St Kilda West Residence designed by Ewert Leaf. Built by Prolifica

3. Extra comfort

With an increase in searches on Houzz for ‘banquette seating’ (up by 97%), ‘bench seat’ (up by 88%), and the return of the 70s ‘sunken lounge’ (up by 51%), there is clearly a desire among homeowners to accentuate moments of togetherness. Unsurprisingly, pros on Houzz predict that after years of confinement, demand for intimate zones that encapsulate the social enjoyment we once left home for will continue to be important in coming years.

4. Barkitecture

Designer doggy doors, customised dog baths, heated sleeping areas, and ingenious pathways for cats are already cropping up on Houzz. While the trend may appear as pooch pampering, pros on Houzz say homeowners are requesting these customised spaces to make the chores of caring for their cherished pets easier. Going into 2023, we’ll continue to see a growing number of exciting pet-friendly features that furry family members can call their own. 

Cubby Cottage by Kitty Lee Architecture. Photo by The Palm Co

5. Windows of wonder

Openings to urban greenery that draw the eye towards a perfectly-framed view are gaining traction in the Houzz community. In many densifying Australian suburbs, thoughtful window design, providing relief to the outdoors, are cropping up in circular forms or squeezed into surprising places where they fit. This trend underpins the increasing embrace of biophilic principles, as homeowners look for ways to connect with the natural environment through their homes. 

6. Outdoors going in 

For several years, indoor-outdoor living has been synonymous with Australian homes, with terms on Houzz such as ‘coastal kitchen’, ‘decks’ and ‘outdoor dining’ topping homeowner searches year-on-year.
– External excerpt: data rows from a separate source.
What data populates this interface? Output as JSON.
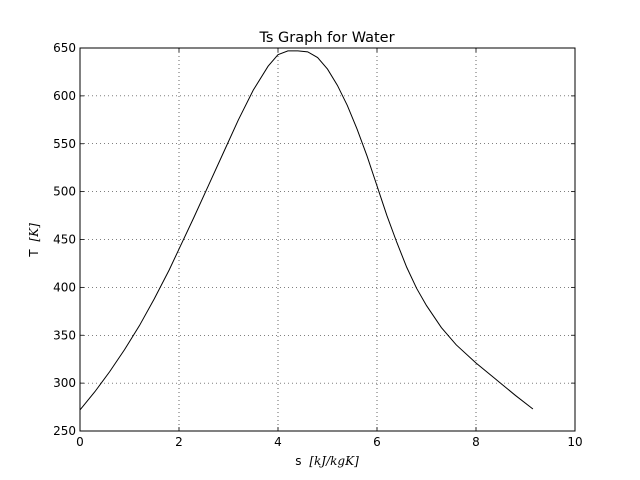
{
  "chart_data": {
    "type": "line",
    "title": "Ts Graph for Water",
    "xlabel": {
      "text": "s",
      "unit": "[kJ/kgK]"
    },
    "ylabel": {
      "text": "T",
      "unit": "[K]"
    },
    "xlim": [
      0,
      10
    ],
    "ylim": [
      250,
      650
    ],
    "xticks": [
      0,
      2,
      4,
      6,
      8,
      10
    ],
    "yticks": [
      250,
      300,
      350,
      400,
      450,
      500,
      550,
      600,
      650
    ],
    "grid": true,
    "legend": "none",
    "line_color": "#000000",
    "series": [
      {
        "x": [
          0.0,
          0.3,
          0.6,
          0.9,
          1.2,
          1.5,
          1.8,
          2.0,
          2.3,
          2.6,
          2.9,
          3.2,
          3.5,
          3.8,
          4.0,
          4.2,
          4.4,
          4.6,
          4.8,
          5.0,
          5.2,
          5.4,
          5.6,
          5.8,
          6.0,
          6.2,
          6.4,
          6.6,
          6.8,
          7.0,
          7.3,
          7.6,
          8.0,
          8.4,
          8.8,
          9.15
        ],
        "y": [
          272,
          291,
          312,
          335,
          360,
          388,
          418,
          440,
          473,
          507,
          541,
          575,
          606,
          631,
          643,
          647,
          647,
          646,
          640,
          628,
          611,
          590,
          565,
          537,
          506,
          475,
          447,
          421,
          399,
          381,
          358,
          340,
          321,
          304,
          287,
          273
        ]
      }
    ]
  }
}
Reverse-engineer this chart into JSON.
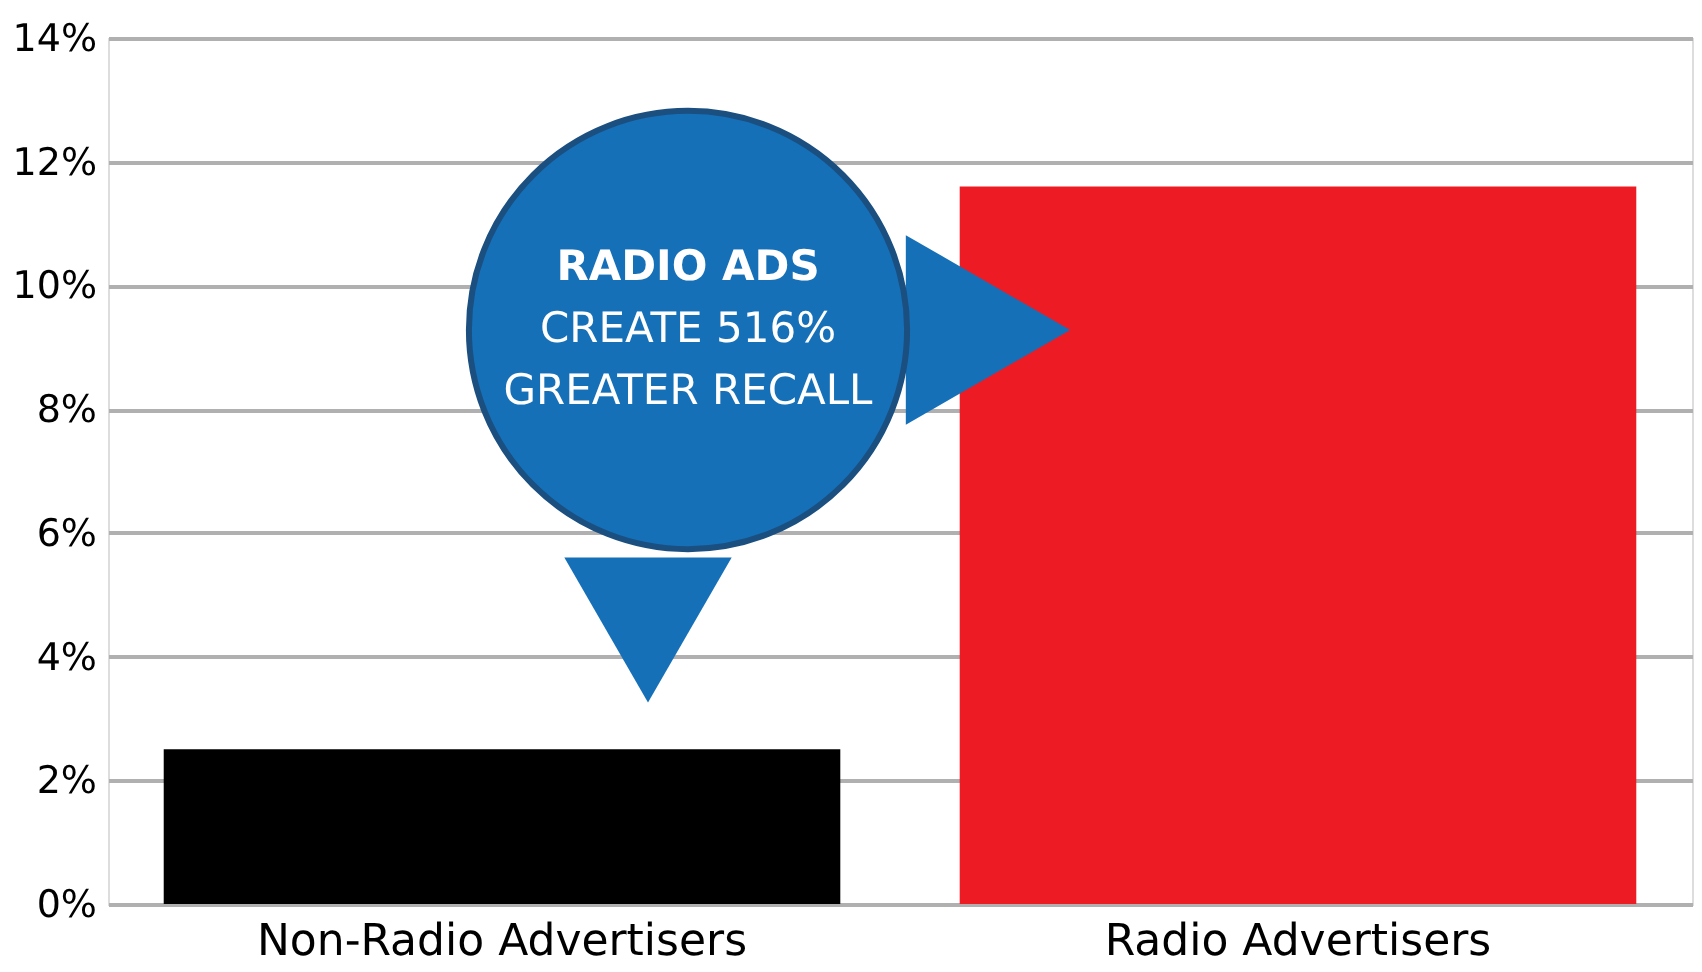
{
  "chart_data": {
    "type": "bar",
    "categories": [
      "Non-Radio Advertisers",
      "Radio Advertisers"
    ],
    "values": [
      2.5,
      11.6
    ],
    "colors": [
      "#000000",
      "#ed1c24"
    ],
    "ylim": [
      0,
      14
    ],
    "yticks": [
      {
        "value": 0,
        "label": "0%"
      },
      {
        "value": 2,
        "label": "2%"
      },
      {
        "value": 4,
        "label": "4%"
      },
      {
        "value": 6,
        "label": "6%"
      },
      {
        "value": 8,
        "label": "8%"
      },
      {
        "value": 10,
        "label": "10%"
      },
      {
        "value": 12,
        "label": "12%"
      },
      {
        "value": 14,
        "label": "14%"
      }
    ],
    "grid": "y",
    "annotations": [
      "RADIO ADS\nCREATE 516%\nGREATER RECALL"
    ]
  }
}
Furniture designed to provide a seamless aesthetic between indoors and out is a trend beginning to work in reverse. Expect new outdoor furniture collections by leading manufacturers to put a spotlight on adaptability. In 2023, we expect to see a shift of durable products that use fade-resistant fabrics, denser foam and sturdier construction brought into transitional spaces and slowly edging indoors. 

7. Colour blocking drama

Striking colour-matched interiors, particularly where the same colour is used on joinery adjacent to walls, are growing in popularity on Houzz. First served as a cost-effective solution to industry supply challenges, allowing for on-site painting and flexibility in last-minute adjustments. The clean, sophisticated look also addresses a way for designers and homeowners to make cabinetry more discreet and integrated into surroundings. Pros on Houzz say there’s been a resurgence of people looking to energise their spaces with colour, so expect more dramatic colour-blocking displays in kitchens, living rooms and wardrobes in 2023. 
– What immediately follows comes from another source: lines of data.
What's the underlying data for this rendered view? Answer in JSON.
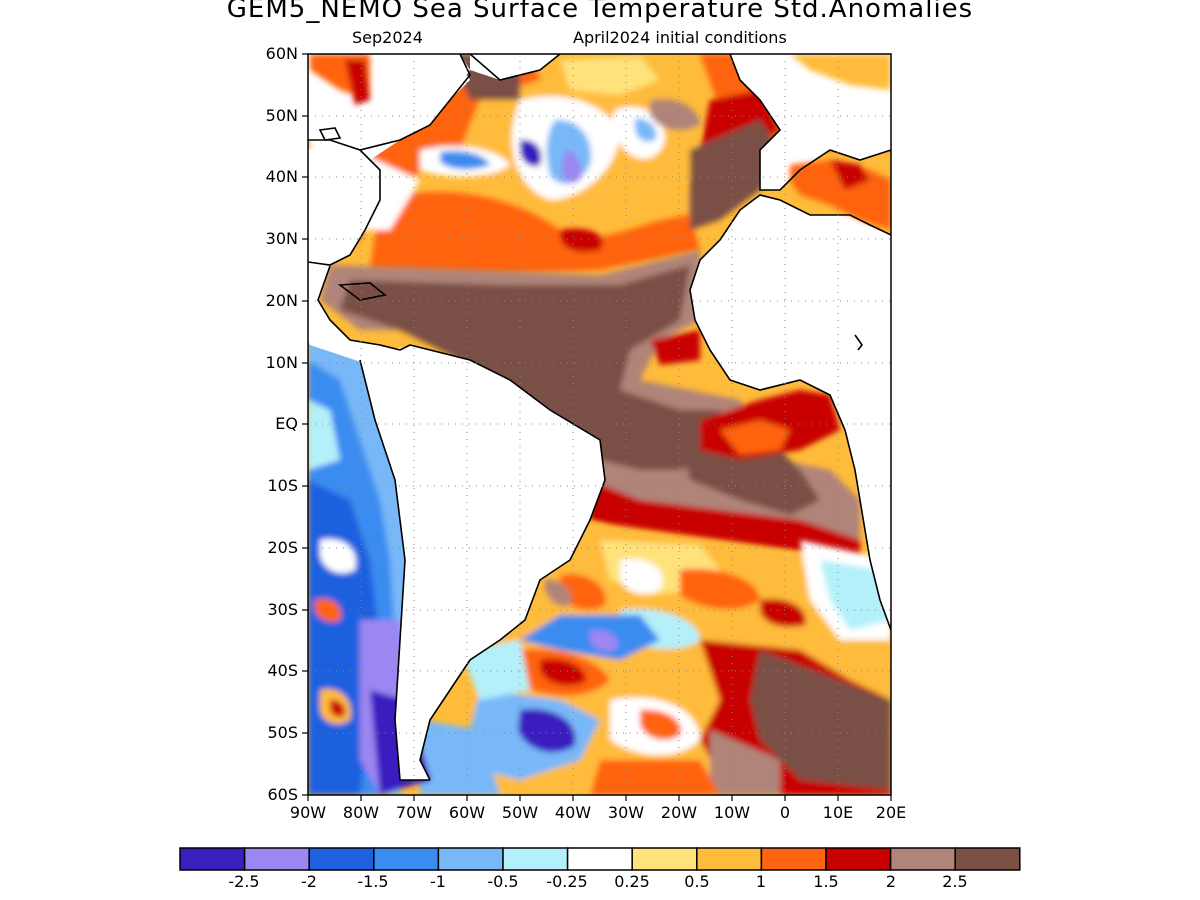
{
  "title": "GEM5_NEMO Sea Surface Temperature Std.Anomalies",
  "subtitle_left": "Sep2024",
  "subtitle_right": "April2024 initial conditions",
  "y_axis_labels": [
    "60N",
    "50N",
    "40N",
    "30N",
    "20N",
    "10N",
    "EQ",
    "10S",
    "20S",
    "30S",
    "40S",
    "50S",
    "60S"
  ],
  "x_axis_labels": [
    "90W",
    "80W",
    "70W",
    "60W",
    "50W",
    "40W",
    "30W",
    "20W",
    "10W",
    "0",
    "10E",
    "20E"
  ],
  "colorbar": {
    "colors": [
      "#3a1fbf",
      "#9c86f2",
      "#1e60e0",
      "#3a8cf0",
      "#78b8f8",
      "#b4f0fa",
      "#ffffff",
      "#ffe27a",
      "#ffbb3a",
      "#ff6410",
      "#c80000",
      "#b08478",
      "#7a5044"
    ],
    "labels": [
      "-2.5",
      "-2",
      "-1.5",
      "-1",
      "-0.5",
      "-0.25",
      "0.25",
      "0.5",
      "1",
      "1.5",
      "2",
      "2.5"
    ]
  },
  "map": {
    "lat_range": [
      -60,
      60
    ],
    "lon_range": [
      -90,
      20
    ],
    "grid": "dotted",
    "land_color": "#ffffff",
    "coast_color": "#000000"
  }
}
Northcote House by Lisa Breeze Architect. Photo by Cathy Schusler

8. Tactile walls

Fluted or ribbed ridges began to appear in glass or joinery, and now we see them enhancing ‘wall panels’, with the search term on Houzz jumping up by 321% more than the past year. As enforced time at home led to the rejection of angles and sharp edges, these softer surfaces reflect homeowners’ wishes for a gentler, calmer sanctuary. We can see some of Houzz’s most saved bedrooms and living areas in Australia incorporate this sumptuous wall detailing, which tells us to expect more of this trend in the new year. 

Onyx designed by Joe Adsett Architects.